Marketing and Promotional Expenses
Costco’s policy is generally to limit marketing and promotional expenses to new warehouse openings,
occasional direct mail marketing to prospective new members and direct mail marketing programs to
existing members promoting selected merchandise. Marketing and promotional costs are expensed as
incurred and are included in selling, general and administrative expenses in the accompanying
consolidated statements of income.
Stock-Based Compensation
Compensation expense for all stock-based awards granted is recognized using the straight-line
method. The fair value of restricted stock units (RSUs) is calculated as the market value of the
common stock on the measurement date less the present value of the expected dividends forgone
during the vesting period. The fair value of stock options is measured using the Black-Scholes
valuation model. While options and RSUs granted to employees generally vest over five years, all
grants allow for either daily or quarterly vesting of the pro-rata number of stock-based awards that
would vest on the next anniversary of the grant date in the event of retirement or voluntary termination.

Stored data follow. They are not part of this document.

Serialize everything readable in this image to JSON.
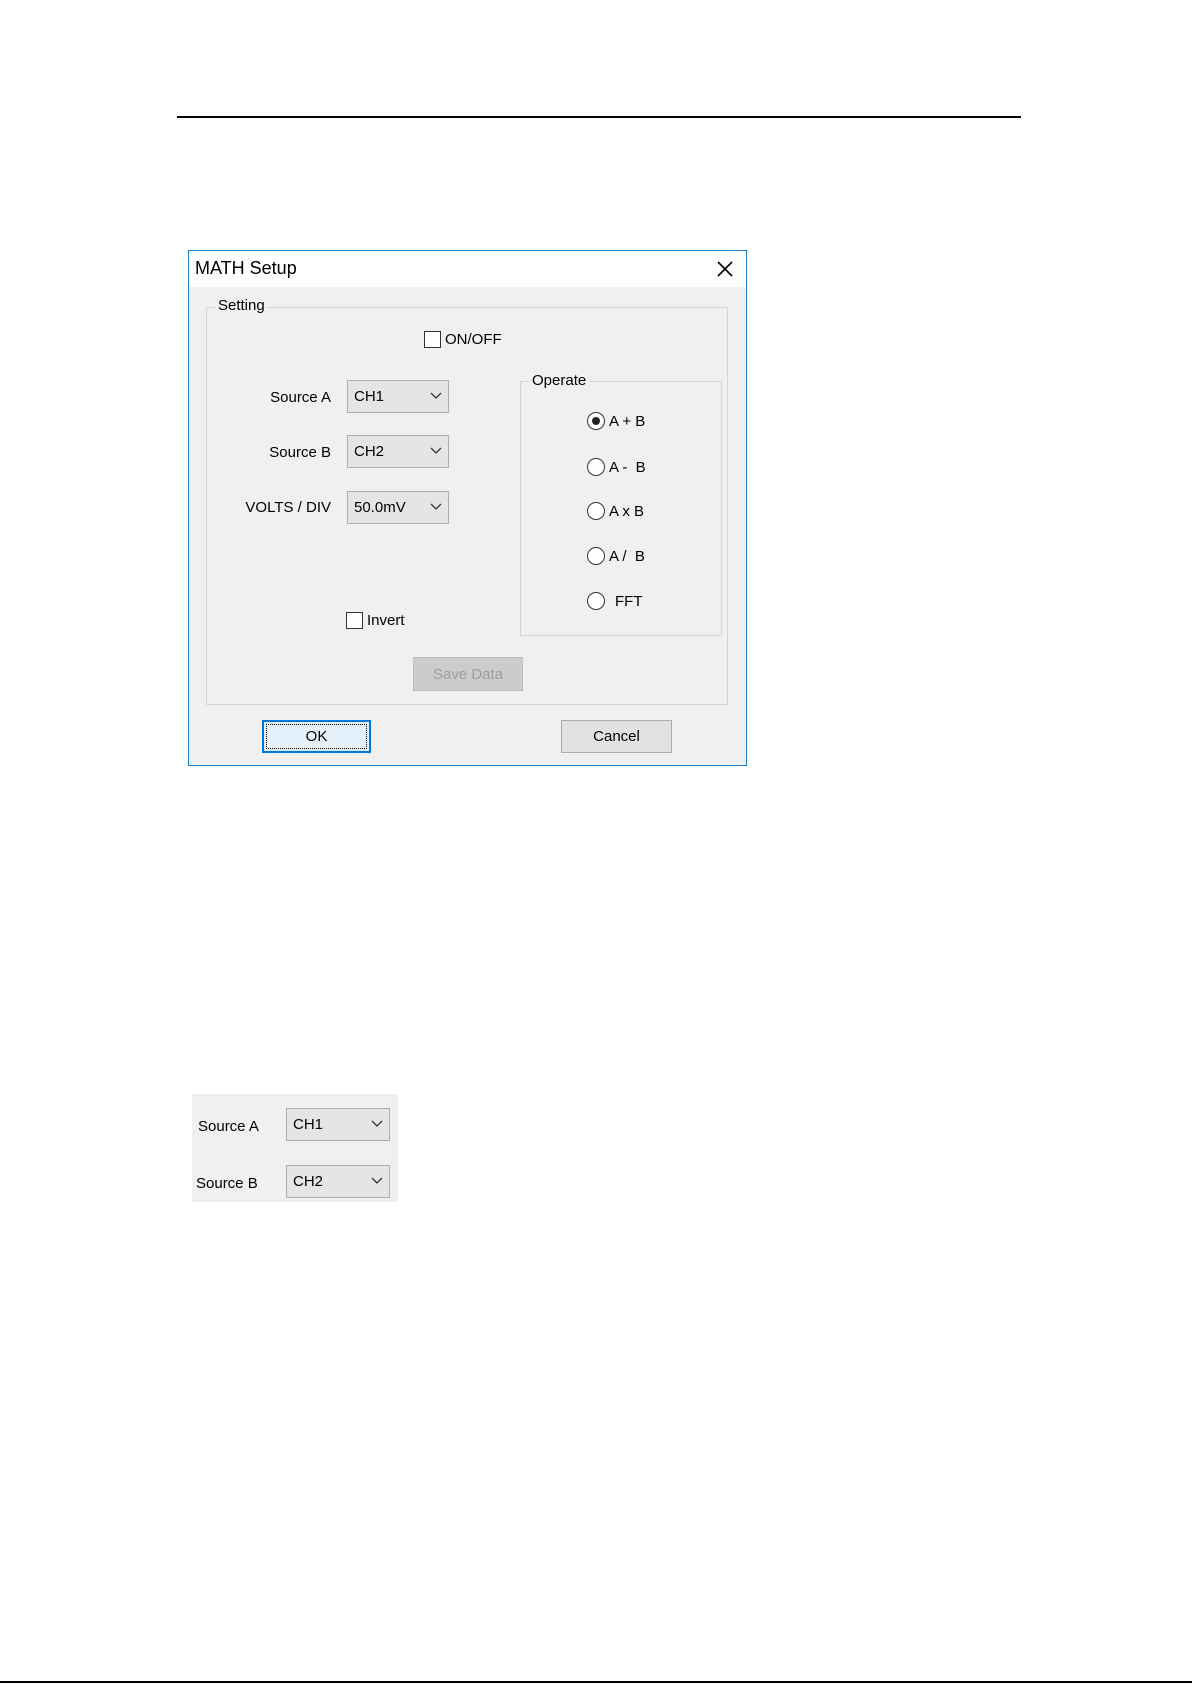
{
  "dialog": {
    "title": "MATH Setup",
    "setting_group_label": "Setting",
    "onoff_label": "ON/OFF",
    "source_a_label": "Source A",
    "source_a_value": "CH1",
    "source_b_label": "Source B",
    "source_b_value": "CH2",
    "volts_div_label": "VOLTS / DIV",
    "volts_div_value": "50.0mV",
    "operate_group_label": "Operate",
    "operations": [
      {
        "label": "A + B",
        "checked": true
      },
      {
        "label": "A -  B",
        "checked": false
      },
      {
        "label": "A x B",
        "checked": false
      },
      {
        "label": "A /  B",
        "checked": false
      },
      {
        "label": "FFT",
        "checked": false
      }
    ],
    "invert_label": "Invert",
    "save_data_label": "Save Data",
    "ok_label": "OK",
    "cancel_label": "Cancel"
  },
  "zoom": {
    "source_a_label": "Source A",
    "source_a_value": "CH1",
    "source_b_label": "Source B",
    "source_b_value": "CH2"
  },
  "colors": {
    "accent": "#0078d7",
    "dialog_border": "#1883d7",
    "dialog_bg": "#f0f0f0"
  }
}
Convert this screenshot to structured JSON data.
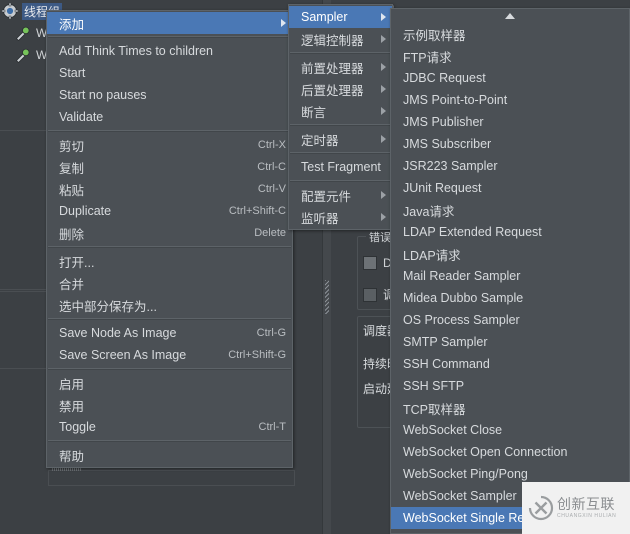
{
  "app": {
    "panel_title": "线程组"
  },
  "tree": {
    "items": [
      {
        "label": "线程组",
        "icon": "gear-icon",
        "selected": true
      },
      {
        "label": "W",
        "icon": "pipette-icon",
        "selected": false
      },
      {
        "label": "W",
        "icon": "pipette-icon",
        "selected": false
      }
    ]
  },
  "background_form": {
    "group1_legend": "错误处…",
    "checkbox1": "De",
    "checkbox2": "调",
    "group2_legend": "调度器",
    "field1": "持续时",
    "field2": "启动延"
  },
  "context_menu": {
    "items": [
      {
        "label": "添加",
        "accel": "",
        "submenu": true,
        "highlight": true
      },
      {
        "sep": true
      },
      {
        "label": "Add Think Times to children",
        "accel": "",
        "submenu": false
      },
      {
        "label": "Start",
        "accel": "",
        "submenu": false
      },
      {
        "label": "Start no pauses",
        "accel": "",
        "submenu": false
      },
      {
        "label": "Validate",
        "accel": "",
        "submenu": false
      },
      {
        "sep": true
      },
      {
        "label": "剪切",
        "accel": "Ctrl-X",
        "submenu": false
      },
      {
        "label": "复制",
        "accel": "Ctrl-C",
        "submenu": false
      },
      {
        "label": "粘贴",
        "accel": "Ctrl-V",
        "submenu": false
      },
      {
        "label": "Duplicate",
        "accel": "Ctrl+Shift-C",
        "submenu": false
      },
      {
        "label": "删除",
        "accel": "Delete",
        "submenu": false
      },
      {
        "sep": true
      },
      {
        "label": "打开...",
        "accel": "",
        "submenu": false
      },
      {
        "label": "合并",
        "accel": "",
        "submenu": false
      },
      {
        "label": "选中部分保存为...",
        "accel": "",
        "submenu": false
      },
      {
        "sep": true
      },
      {
        "label": "Save Node As Image",
        "accel": "Ctrl-G",
        "submenu": false
      },
      {
        "label": "Save Screen As Image",
        "accel": "Ctrl+Shift-G",
        "submenu": false
      },
      {
        "sep": true
      },
      {
        "label": "启用",
        "accel": "",
        "submenu": false
      },
      {
        "label": "禁用",
        "accel": "",
        "submenu": false
      },
      {
        "label": "Toggle",
        "accel": "Ctrl-T",
        "submenu": false
      },
      {
        "sep": true
      },
      {
        "label": "帮助",
        "accel": "",
        "submenu": false
      }
    ]
  },
  "add_submenu": {
    "items": [
      {
        "label": "Sampler",
        "submenu": true,
        "highlight": true
      },
      {
        "label": "逻辑控制器",
        "submenu": true
      },
      {
        "sep": true
      },
      {
        "label": "前置处理器",
        "submenu": true
      },
      {
        "label": "后置处理器",
        "submenu": true
      },
      {
        "label": "断言",
        "submenu": true
      },
      {
        "sep": true
      },
      {
        "label": "定时器",
        "submenu": true
      },
      {
        "sep": true
      },
      {
        "label": "Test Fragment",
        "submenu": true
      },
      {
        "sep": true
      },
      {
        "label": "配置元件",
        "submenu": true
      },
      {
        "label": "监听器",
        "submenu": true
      }
    ]
  },
  "sampler_submenu": {
    "scroll_up": "scroll-up-arrow",
    "items": [
      {
        "label": "示例取样器",
        "highlight": false
      },
      {
        "label": "FTP请求",
        "highlight": false
      },
      {
        "label": "JDBC Request",
        "highlight": false
      },
      {
        "label": "JMS Point-to-Point",
        "highlight": false
      },
      {
        "label": "JMS Publisher",
        "highlight": false
      },
      {
        "label": "JMS Subscriber",
        "highlight": false
      },
      {
        "label": "JSR223 Sampler",
        "highlight": false
      },
      {
        "label": "JUnit Request",
        "highlight": false
      },
      {
        "label": "Java请求",
        "highlight": false
      },
      {
        "label": "LDAP Extended Request",
        "highlight": false
      },
      {
        "label": "LDAP请求",
        "highlight": false
      },
      {
        "label": "Mail Reader Sampler",
        "highlight": false
      },
      {
        "label": "Midea Dubbo Sample",
        "highlight": false
      },
      {
        "label": "OS Process Sampler",
        "highlight": false
      },
      {
        "label": "SMTP Sampler",
        "highlight": false
      },
      {
        "label": "SSH Command",
        "highlight": false
      },
      {
        "label": "SSH SFTP",
        "highlight": false
      },
      {
        "label": "TCP取样器",
        "highlight": false
      },
      {
        "label": "WebSocket Close",
        "highlight": false
      },
      {
        "label": "WebSocket Open Connection",
        "highlight": false
      },
      {
        "label": "WebSocket Ping/Pong",
        "highlight": false
      },
      {
        "label": "WebSocket Sampler",
        "highlight": false
      },
      {
        "label": "WebSocket Single Request",
        "highlight": true
      }
    ]
  },
  "watermark": {
    "cn": "创新互联",
    "en": "CHUANGXIN HULIAN",
    "logo": "circle-x-logo"
  },
  "colors": {
    "window_bg": "#3c4044",
    "menu_bg": "#4b5055",
    "menu_border": "#5d6368",
    "highlight": "#4a78b5",
    "text": "#d7dadd",
    "tree_selected": "#3d5a85"
  }
}
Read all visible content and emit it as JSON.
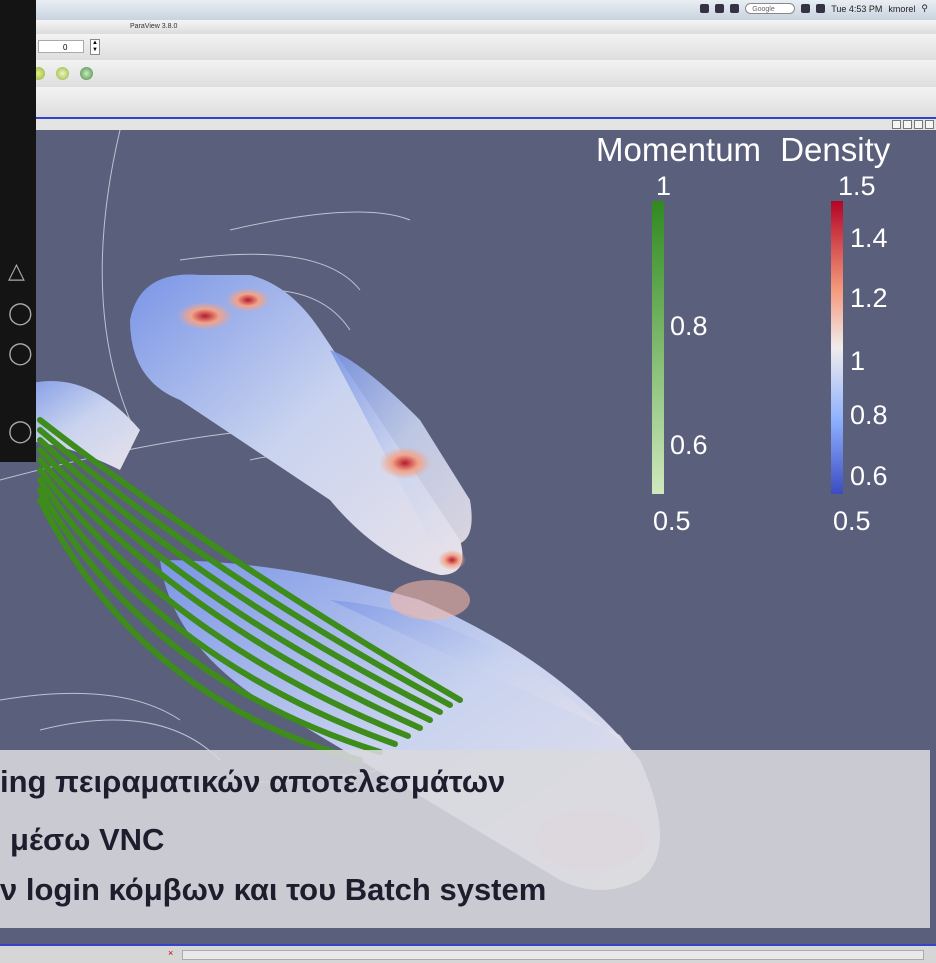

The historical experience rate of actual forfeitures has been minimal. As such, the Company does not
reduce stock-based compensation for an estimate of forfeitures because the estimate is
inconsequential in light of historical experience and considering the awards vest on either a daily or
quarterly basis. The impact of actual forfeitures arising in the event of involuntary termination is
recognized as actual forfeitures occur, which generally has been infrequent. Stock options have a
ten-year term. Stock-based compensation expense is predominately included in selling, general and
administrative expenses on the consolidated statements of income. See Note 7 for additional
information on the Company’s stock-based compensation plans.